Industry most hit by the current economic crisis - Howard Keith Debono

“We need to remind the public that the arts and entertainment industry is extremely important and plays a vital part in our economy,” MEIA President Howard Keith Debono explained. He explained that MEIA proposed a number of specific guidelines that safe guarded the interest of the people in the industry as well as the general wellbeing of society. “We are pleased to see that the government and health officials have implemented such measures, but it is to our disappointment that the measures came too late,” said Debono.

Debono announced a set of 10 points which, the MEIA's view, would help the Entertainment and Arts industry:

1)  Being listed under Annex A for the wage supplement, which is the highest grade. MEIA also proposed that the wage supplement issued by the Maltese Government should be extended until this sector is fully operational.

2)  Introducing a ‘cancellation subsidy’. 

3)  Investing in entertainment venues in order to be ready for re-opening when the time is right. 
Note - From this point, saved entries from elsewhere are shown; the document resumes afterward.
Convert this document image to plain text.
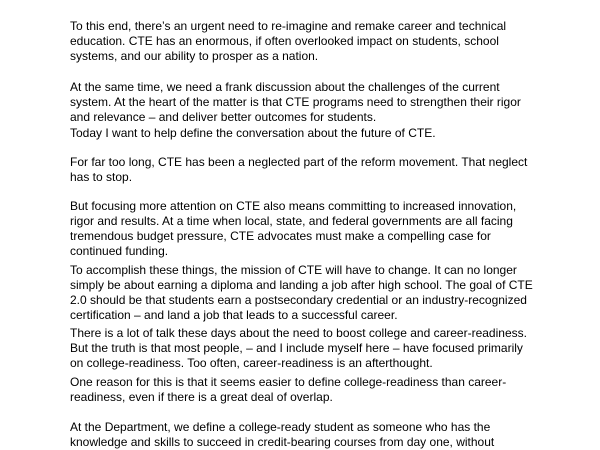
To this end, there’s an urgent need to re-imagine and remake career and technical
education. CTE has an enormous, if often overlooked impact on students, school
systems, and our ability to prosper as a nation.

At the same time, we need a frank discussion about the challenges of the current
system. At the heart of the matter is that CTE programs need to strengthen their rigor
and relevance – and deliver better outcomes for students.

Today I want to help define the conversation about the future of CTE.

For far too long, CTE has been a neglected part of the reform movement. That neglect
has to stop.

But focusing more attention on CTE also means committing to increased innovation,
rigor and results. At a time when local, state, and federal governments are all facing
tremendous budget pressure, CTE advocates must make a compelling case for
continued funding.

To accomplish these things, the mission of CTE will have to change. It can no longer
simply be about earning a diploma and landing a job after high school. The goal of CTE
2.0 should be that students earn a postsecondary credential or an industry-recognized
certification – and land a job that leads to a successful career.

There is a lot of talk these days about the need to boost college and career-readiness.
But the truth is that most people, – and I include myself here – have focused primarily
on college-readiness. Too often, career-readiness is an afterthought.

One reason for this is that it seems easier to define college-readiness than career-
readiness, even if there is a great deal of overlap.

At the Department, we define a college-ready student as someone who has the
knowledge and skills to succeed in credit-bearing courses from day one, without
4)  Implementing a guarantee/facility that is aimed at incentivising the private sector to start planning events for the coming months, keeping their minds at rest should a Covid/ pandemic related cancellation happen. 

5)  Digitising the industry. 

6)  Financing of new projects from professional individuals and entities. 

7)  The creation of a fund that would enable the buying of arts. 

8)  Reduction of taxes for companies that want to invest in the arts and entertainment industry. 

9)  Reduction of tax rates for artists and musicians. 

10)  The birth of a scheme that injects funds directly into Malta’s cultural sector. 

“If nothing is done then all the hard work done in the past 25 years would be for nothing; we will lose talent and people as they would leave the sector to find work elsewhere.”

Addressing the conference, Malta Chamber President David Xuereb highlighted that the creative sector is integral to the design of a new economy for a modern Malta.

“The re-engineering of business models which need to take place in the near future to guarantee a sustainable and resilient economy requires the talent of the creative sector to be at its core.”